About the Author

Born in Dublin in 1923, Patricia (“Penny”) Packenham-Walsh was just 16 when WWII came calling, but she lied about her age and joined the WAAF (the Women’s Auxiliary Air Force), eventually becoming a flight officer and an expert in radar. Based on that expertise, she was named technical advisor to a film that Sir Peter Ustinov was making about the discovery of radar, and went on to act as his personal assistant for eight years, followed by five years in the editorial department of British Vogue.

When she was in her late 30s, while recuperating from a skiing accident, she scribbled out her first novel, Dead Men Don’t Ski, and a new career was born. Dead Men featured Inspector Henry Tibbett of Scotland Yard, equipped with both a bloodhound’s nose for crime and an easy-going wife; the two of them are both a formidable sleuthing team and an image of happy, productive marriage, and it’s that double picture that makes the Tibbett series so deeply satisfying. While the Tibbett books were written in the second half of the 20th century, there is something both timeless and classic about them; they feel of a piece with the Golden Age of British Detective Fiction.

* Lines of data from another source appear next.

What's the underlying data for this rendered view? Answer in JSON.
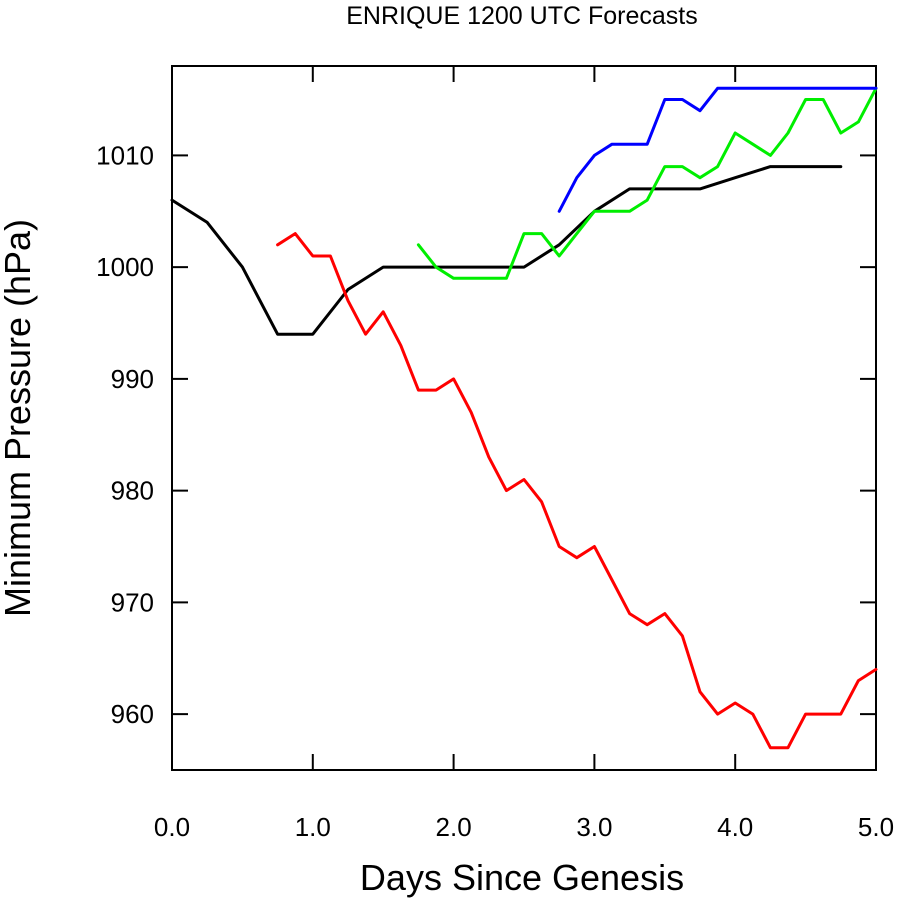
{
  "chart_data": {
    "type": "line",
    "title": "ENRIQUE 1200 UTC Forecasts",
    "xlabel": "Days Since Genesis",
    "ylabel": "Minimum Pressure (hPa)",
    "xlim": [
      0.0,
      5.0
    ],
    "ylim": [
      955,
      1018
    ],
    "xticks": [
      0.0,
      1.0,
      2.0,
      3.0,
      4.0,
      5.0
    ],
    "xtick_labels": [
      "0.0",
      "1.0",
      "2.0",
      "3.0",
      "4.0",
      "5.0"
    ],
    "yticks": [
      960,
      970,
      980,
      990,
      1000,
      1010
    ],
    "ytick_labels": [
      "960",
      "970",
      "980",
      "990",
      "1000",
      "1010"
    ],
    "grid": false,
    "series": [
      {
        "color": "#000000",
        "x": [
          0.0,
          0.25,
          0.5,
          0.75,
          1.0,
          1.25,
          1.5,
          1.75,
          2.0,
          2.25,
          2.5,
          2.75,
          3.0,
          3.25,
          3.5,
          3.75,
          4.0,
          4.25,
          4.5,
          4.75
        ],
        "y": [
          1006,
          1004,
          1000,
          994,
          994,
          998,
          1000,
          1000,
          1000,
          1000,
          1000,
          1002,
          1005,
          1007,
          1007,
          1007,
          1008,
          1009,
          1009,
          1009
        ]
      },
      {
        "color": "#ff0000",
        "x": [
          0.75,
          0.875,
          1.0,
          1.125,
          1.25,
          1.375,
          1.5,
          1.625,
          1.75,
          1.875,
          2.0,
          2.125,
          2.25,
          2.375,
          2.5,
          2.625,
          2.75,
          2.875,
          3.0,
          3.125,
          3.25,
          3.375,
          3.5,
          3.625,
          3.75,
          3.875,
          4.0,
          4.125,
          4.25,
          4.375,
          4.5,
          4.625,
          4.75,
          4.875,
          5.0
        ],
        "y": [
          1002,
          1003,
          1001,
          1001,
          997,
          994,
          996,
          993,
          989,
          989,
          990,
          987,
          983,
          980,
          981,
          979,
          975,
          974,
          975,
          972,
          969,
          968,
          969,
          967,
          962,
          960,
          961,
          960,
          957,
          957,
          960,
          960,
          960,
          963,
          964
        ]
      },
      {
        "color": "#00ee00",
        "x": [
          1.75,
          1.875,
          2.0,
          2.125,
          2.25,
          2.375,
          2.5,
          2.625,
          2.75,
          2.875,
          3.0,
          3.125,
          3.25,
          3.375,
          3.5,
          3.625,
          3.75,
          3.875,
          4.0,
          4.125,
          4.25,
          4.375,
          4.5,
          4.625,
          4.75,
          4.875,
          5.0
        ],
        "y": [
          1002,
          1000,
          999,
          999,
          999,
          999,
          1003,
          1003,
          1001,
          1003,
          1005,
          1005,
          1005,
          1006,
          1009,
          1009,
          1008,
          1009,
          1012,
          1011,
          1010,
          1012,
          1015,
          1015,
          1012,
          1013,
          1016
        ]
      },
      {
        "color": "#0000ff",
        "x": [
          2.75,
          2.875,
          3.0,
          3.125,
          3.25,
          3.375,
          3.5,
          3.625,
          3.75,
          3.875,
          4.0,
          4.125,
          4.25,
          4.375,
          4.5,
          4.625,
          4.75,
          4.875,
          5.0
        ],
        "y": [
          1005,
          1008,
          1010,
          1011,
          1011,
          1011,
          1015,
          1015,
          1014,
          1016,
          1016,
          1016,
          1016,
          1016,
          1016,
          1016,
          1016,
          1016,
          1016
        ]
      }
    ]
  }
}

Patricia Moyes died in 2000. The New York Times once famously noted that, as a writer, she “made drug dealing look like bad manners rather than bad morals.” That comment may once have been rather snarky, but as we are increasingly forced to acknowledge the foulness that can arise from unchecked bad manners, Inspector Henry Tibbett — a man of unflinching good manners, among other estimable traits — becomes a hero we can all get behind.